Learn about wild flowers and save the world! It's a nice idea, isn't it? But is it a philosophy to live by or a whimsical notion with about as much weight as rose petals in a stiff breeze?

Alastair Fitter, Professor of Biology at York University and joint author of a new comprehensive guide to Britain's flora, believes a little knowledge about nature really can go a long way to changing the world we live in.

"The ecological problems we face are very serious. Some are potentially catastrophic," he said. "But people don't seem interested in climate change and pollution anymore.

"The attitude seems to be that a lot of fuss was made in the Nineties and we are not dead yet, so everything must be all right. That couldn't be further from the truth.

"I could simply tell people we are doomed and have a brief impact, but I think publishing this book could have longer term implications. Hopefully it will get people interested in the natural world; interested enough to want to do something about it."

The book in question, Wild Flowers of Britain & Ireland (A & C Black, £16.99), is the culmination of three lifetimes of study and includes more than 5,000 colour illustrations and 1,600 maps.

Prof Fitter, 55, of Huntington, painstakingly mapped the plants, his 90-year-old father, Richard, wrote the text, and Marjorie Blamey, an 86-year-old Cornish artist, painted the entire gamut of British and Irish flora.

The trio first collaborated in 1974 when they produced the Collins Pocket Guide to Wild Flowers. Shorter, smaller and unmapped, it was nevertheless a best-seller, successfully translated into many languages.

"Our first book covered a massive area from the Russian frontier to the west of Ireland," said Prof Fitter. "It was very useful if you were travelling in Europe, but when you are at home in Yorkshire you don't really want a book that has page after page of flowers only found in Germany."

The new book is the first in a series, each dealing with a particular area of Europe. It is a more substantial tome than its predecessor, but it is still small enough to fit easily into a rucksack.

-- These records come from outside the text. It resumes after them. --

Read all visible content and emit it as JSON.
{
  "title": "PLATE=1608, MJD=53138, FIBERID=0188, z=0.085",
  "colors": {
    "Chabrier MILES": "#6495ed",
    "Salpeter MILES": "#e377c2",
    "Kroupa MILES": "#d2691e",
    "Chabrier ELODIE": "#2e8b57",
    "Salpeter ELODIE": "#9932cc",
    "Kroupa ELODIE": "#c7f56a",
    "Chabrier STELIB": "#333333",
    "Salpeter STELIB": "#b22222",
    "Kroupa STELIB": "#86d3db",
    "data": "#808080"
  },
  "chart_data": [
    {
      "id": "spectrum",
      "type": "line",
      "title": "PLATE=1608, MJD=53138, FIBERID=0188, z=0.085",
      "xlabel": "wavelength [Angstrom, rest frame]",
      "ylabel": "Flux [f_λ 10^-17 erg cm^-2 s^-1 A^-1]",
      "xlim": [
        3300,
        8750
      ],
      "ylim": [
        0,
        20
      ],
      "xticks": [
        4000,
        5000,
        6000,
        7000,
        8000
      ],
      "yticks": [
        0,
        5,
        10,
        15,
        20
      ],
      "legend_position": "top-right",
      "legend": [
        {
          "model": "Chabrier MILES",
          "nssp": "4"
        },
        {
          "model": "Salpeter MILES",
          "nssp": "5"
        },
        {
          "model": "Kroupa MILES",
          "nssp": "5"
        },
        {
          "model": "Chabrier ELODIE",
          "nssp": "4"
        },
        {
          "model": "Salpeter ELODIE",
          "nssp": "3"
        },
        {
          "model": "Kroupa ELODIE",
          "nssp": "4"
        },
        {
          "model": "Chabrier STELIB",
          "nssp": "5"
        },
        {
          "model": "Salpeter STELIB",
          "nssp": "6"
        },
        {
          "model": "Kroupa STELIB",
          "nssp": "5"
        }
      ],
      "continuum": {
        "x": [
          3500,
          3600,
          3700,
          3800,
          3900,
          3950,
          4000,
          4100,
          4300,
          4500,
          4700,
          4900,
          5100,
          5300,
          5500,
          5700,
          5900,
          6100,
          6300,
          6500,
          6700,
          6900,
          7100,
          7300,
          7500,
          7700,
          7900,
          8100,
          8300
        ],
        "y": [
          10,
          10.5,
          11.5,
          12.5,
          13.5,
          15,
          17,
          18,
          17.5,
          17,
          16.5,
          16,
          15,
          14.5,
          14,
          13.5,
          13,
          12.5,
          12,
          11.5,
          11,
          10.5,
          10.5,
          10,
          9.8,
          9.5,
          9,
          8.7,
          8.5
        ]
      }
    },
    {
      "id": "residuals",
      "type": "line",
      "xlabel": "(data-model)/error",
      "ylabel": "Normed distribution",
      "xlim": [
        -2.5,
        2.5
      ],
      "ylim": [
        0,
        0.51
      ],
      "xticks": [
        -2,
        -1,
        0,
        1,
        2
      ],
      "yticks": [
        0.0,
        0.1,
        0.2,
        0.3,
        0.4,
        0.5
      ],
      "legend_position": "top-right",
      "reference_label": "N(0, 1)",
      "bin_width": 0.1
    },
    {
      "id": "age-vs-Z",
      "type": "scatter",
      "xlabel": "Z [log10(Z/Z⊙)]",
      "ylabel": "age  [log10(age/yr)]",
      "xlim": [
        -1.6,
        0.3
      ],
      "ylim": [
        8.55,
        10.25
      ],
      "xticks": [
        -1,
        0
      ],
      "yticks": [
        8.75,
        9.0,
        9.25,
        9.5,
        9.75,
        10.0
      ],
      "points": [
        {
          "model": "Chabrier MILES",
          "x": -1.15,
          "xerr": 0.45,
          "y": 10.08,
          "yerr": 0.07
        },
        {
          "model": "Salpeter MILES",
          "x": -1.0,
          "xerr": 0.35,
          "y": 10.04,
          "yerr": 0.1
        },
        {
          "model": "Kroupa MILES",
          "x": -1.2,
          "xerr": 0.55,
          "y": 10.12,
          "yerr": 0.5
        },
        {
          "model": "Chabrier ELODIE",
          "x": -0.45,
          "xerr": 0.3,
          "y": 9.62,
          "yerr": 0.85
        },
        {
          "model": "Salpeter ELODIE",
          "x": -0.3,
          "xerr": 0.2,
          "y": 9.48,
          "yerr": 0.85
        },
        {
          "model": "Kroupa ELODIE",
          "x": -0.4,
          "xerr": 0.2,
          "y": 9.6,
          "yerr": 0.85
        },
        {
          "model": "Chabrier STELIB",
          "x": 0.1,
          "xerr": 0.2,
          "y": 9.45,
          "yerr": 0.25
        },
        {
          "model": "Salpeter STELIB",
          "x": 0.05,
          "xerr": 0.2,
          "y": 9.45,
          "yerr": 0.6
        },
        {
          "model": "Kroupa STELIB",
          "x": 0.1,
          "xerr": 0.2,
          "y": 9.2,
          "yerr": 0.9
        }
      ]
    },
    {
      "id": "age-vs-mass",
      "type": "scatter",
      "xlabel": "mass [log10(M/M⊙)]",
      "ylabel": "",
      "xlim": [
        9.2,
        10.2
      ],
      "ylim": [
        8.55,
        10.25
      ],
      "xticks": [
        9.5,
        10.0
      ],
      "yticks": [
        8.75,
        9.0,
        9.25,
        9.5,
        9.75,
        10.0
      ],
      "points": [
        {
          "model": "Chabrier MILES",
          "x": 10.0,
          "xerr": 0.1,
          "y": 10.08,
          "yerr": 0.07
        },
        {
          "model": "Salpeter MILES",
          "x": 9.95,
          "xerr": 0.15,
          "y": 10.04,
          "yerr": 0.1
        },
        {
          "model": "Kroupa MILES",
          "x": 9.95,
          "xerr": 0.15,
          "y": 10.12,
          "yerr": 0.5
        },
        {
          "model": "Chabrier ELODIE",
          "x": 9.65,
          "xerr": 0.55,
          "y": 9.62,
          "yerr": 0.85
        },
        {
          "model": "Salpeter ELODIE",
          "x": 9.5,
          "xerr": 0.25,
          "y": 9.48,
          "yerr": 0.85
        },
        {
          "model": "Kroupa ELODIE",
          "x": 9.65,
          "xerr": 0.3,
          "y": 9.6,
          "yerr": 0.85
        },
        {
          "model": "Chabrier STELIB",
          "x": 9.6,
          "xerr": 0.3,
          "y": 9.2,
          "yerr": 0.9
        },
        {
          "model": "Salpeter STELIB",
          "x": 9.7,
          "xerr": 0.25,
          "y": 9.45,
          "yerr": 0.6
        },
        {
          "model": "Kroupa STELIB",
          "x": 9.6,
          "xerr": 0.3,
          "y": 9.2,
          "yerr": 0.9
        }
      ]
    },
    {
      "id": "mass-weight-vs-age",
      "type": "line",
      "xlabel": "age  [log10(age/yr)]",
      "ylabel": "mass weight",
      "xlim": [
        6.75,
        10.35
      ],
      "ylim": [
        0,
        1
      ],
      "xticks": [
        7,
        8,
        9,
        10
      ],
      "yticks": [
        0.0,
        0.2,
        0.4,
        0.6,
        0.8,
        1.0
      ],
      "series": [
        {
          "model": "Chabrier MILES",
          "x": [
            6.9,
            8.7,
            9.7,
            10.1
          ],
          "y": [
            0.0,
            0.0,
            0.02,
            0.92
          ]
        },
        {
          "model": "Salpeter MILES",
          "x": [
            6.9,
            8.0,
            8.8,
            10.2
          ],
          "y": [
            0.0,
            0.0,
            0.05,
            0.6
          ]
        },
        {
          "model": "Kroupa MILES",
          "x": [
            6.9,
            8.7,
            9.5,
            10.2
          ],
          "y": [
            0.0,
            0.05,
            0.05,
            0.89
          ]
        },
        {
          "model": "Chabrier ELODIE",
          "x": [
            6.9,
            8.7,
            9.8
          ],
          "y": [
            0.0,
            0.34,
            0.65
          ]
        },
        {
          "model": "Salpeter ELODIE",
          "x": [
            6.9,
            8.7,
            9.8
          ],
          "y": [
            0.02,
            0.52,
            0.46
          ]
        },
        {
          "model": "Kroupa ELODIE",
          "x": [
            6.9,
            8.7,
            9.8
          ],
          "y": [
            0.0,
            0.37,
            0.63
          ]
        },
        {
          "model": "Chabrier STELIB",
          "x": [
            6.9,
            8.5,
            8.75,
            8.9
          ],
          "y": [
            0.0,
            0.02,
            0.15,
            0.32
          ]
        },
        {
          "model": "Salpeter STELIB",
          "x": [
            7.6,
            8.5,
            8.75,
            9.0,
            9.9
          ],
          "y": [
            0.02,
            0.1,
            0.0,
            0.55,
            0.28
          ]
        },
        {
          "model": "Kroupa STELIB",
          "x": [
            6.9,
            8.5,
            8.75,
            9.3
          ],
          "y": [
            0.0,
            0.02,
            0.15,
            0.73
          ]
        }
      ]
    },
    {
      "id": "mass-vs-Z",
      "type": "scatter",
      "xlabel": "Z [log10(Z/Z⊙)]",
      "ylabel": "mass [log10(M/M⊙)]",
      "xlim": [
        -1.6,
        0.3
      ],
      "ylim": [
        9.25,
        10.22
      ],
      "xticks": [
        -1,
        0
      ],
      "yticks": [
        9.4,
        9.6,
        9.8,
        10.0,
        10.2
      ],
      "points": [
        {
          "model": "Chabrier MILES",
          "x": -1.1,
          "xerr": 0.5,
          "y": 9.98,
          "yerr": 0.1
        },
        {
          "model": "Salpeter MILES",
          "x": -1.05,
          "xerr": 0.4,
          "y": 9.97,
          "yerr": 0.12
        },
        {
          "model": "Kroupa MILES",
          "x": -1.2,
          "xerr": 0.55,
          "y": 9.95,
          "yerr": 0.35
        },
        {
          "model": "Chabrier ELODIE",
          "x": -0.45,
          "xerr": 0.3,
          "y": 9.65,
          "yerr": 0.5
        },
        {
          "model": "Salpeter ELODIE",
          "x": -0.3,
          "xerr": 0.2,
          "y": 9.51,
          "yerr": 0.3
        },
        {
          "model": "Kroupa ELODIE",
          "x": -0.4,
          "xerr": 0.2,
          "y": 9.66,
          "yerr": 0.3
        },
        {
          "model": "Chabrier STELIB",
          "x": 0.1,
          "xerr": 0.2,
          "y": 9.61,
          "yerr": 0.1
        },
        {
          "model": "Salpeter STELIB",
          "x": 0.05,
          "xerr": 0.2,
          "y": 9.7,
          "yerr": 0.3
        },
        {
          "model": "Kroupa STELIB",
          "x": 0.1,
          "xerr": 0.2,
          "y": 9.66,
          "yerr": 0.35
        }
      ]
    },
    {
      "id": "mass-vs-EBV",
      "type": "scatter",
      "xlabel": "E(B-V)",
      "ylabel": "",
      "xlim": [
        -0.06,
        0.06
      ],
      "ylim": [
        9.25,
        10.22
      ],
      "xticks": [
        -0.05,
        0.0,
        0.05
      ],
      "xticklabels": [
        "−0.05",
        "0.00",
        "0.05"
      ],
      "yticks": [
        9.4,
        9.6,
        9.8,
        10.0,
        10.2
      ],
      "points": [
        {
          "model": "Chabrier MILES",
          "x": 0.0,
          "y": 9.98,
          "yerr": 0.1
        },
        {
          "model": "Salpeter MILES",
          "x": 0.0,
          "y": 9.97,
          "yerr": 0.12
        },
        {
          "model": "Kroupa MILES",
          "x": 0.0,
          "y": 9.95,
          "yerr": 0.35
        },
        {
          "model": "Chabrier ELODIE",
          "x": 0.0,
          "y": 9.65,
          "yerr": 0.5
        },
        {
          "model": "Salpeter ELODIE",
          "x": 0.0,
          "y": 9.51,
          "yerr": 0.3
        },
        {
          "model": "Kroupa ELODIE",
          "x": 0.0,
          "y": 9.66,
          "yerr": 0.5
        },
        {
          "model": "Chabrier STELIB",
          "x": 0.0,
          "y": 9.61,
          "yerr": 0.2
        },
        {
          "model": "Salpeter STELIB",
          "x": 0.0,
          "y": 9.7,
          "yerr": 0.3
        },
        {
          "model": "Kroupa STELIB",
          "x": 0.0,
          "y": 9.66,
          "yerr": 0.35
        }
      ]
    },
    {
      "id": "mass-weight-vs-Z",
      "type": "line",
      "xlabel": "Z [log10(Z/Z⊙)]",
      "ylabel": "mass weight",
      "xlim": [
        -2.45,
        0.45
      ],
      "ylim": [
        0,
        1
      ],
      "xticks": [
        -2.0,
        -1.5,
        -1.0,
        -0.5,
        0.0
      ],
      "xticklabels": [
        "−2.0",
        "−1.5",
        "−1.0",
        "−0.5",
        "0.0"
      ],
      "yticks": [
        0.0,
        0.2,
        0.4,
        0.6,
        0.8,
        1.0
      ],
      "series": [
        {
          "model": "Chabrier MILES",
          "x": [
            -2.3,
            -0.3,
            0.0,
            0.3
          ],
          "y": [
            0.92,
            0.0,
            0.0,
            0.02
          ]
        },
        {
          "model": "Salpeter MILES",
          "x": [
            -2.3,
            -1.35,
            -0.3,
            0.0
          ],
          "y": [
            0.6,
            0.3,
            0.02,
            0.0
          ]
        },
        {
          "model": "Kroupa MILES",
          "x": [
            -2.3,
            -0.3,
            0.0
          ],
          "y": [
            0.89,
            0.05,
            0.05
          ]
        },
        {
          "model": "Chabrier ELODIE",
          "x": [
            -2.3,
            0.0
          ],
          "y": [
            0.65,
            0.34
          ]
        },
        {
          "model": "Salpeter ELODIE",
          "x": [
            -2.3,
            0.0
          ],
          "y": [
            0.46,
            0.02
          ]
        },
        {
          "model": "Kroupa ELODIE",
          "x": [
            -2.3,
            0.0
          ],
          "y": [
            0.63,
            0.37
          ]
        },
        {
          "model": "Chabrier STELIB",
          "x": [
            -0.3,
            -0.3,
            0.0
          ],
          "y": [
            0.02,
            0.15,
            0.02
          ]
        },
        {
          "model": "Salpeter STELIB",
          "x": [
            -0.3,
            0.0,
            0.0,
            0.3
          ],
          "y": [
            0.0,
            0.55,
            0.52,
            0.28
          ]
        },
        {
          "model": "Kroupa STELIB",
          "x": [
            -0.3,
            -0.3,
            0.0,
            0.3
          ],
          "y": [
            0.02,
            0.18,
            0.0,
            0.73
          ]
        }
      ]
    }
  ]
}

"The last thing I want is for people to take plants home to identify them," said Prof Fitter. "Leave the flowers where they are and take the book to them."

He inherited his love of nature from his father, an economist who gave up his "proper job" in the 1950s when his pioneering pocket guides on birds and flowers first took off.

"They were the first books not specifically aimed at botanists," Prof Fitter explained. "They were for ordinary people who wanted to know more about the world around them.

"My father has a real skill for telling people what they need to know and cutting out everything they don't. This means our new book is about as far from a dry textbook as you can get; it's clear, concise and interesting."

Running a university department, mapping the entire flora of the British Isles and acting as president of the Ecological Society - a group of 4,500 scientists trying to push ecology on to the national agenda - does not leave much time for nature rambles, so Prof Fitter tries to make the most of what is available on his doorstep. An idea he would encourage others to consider.

"Parents need to make sure their children are interested in nature," he said. "Changes to the curriculum have made it difficult for schools, so parents have to do their bit.

"You don't have to go far; Askham bog has more plant and insect species than anywhere else in Yorkshire."

Finally, an obvious question but one which had to be asked: what is Prof Fitter's favourite British wild flower?

"It has to be the bluebell," he said. "Nowhere else in the world can you see anything like a bluebell wood.

"Go up to the Howardians in May and it's a carpet of blue. How much longer that will be the case, I don't know. Bluebells have thrived in the past because of our climate. As our climate changes, it could prove disastrous for them."

And we are neatly back to where we started. Save the bluebells and you just might save the world.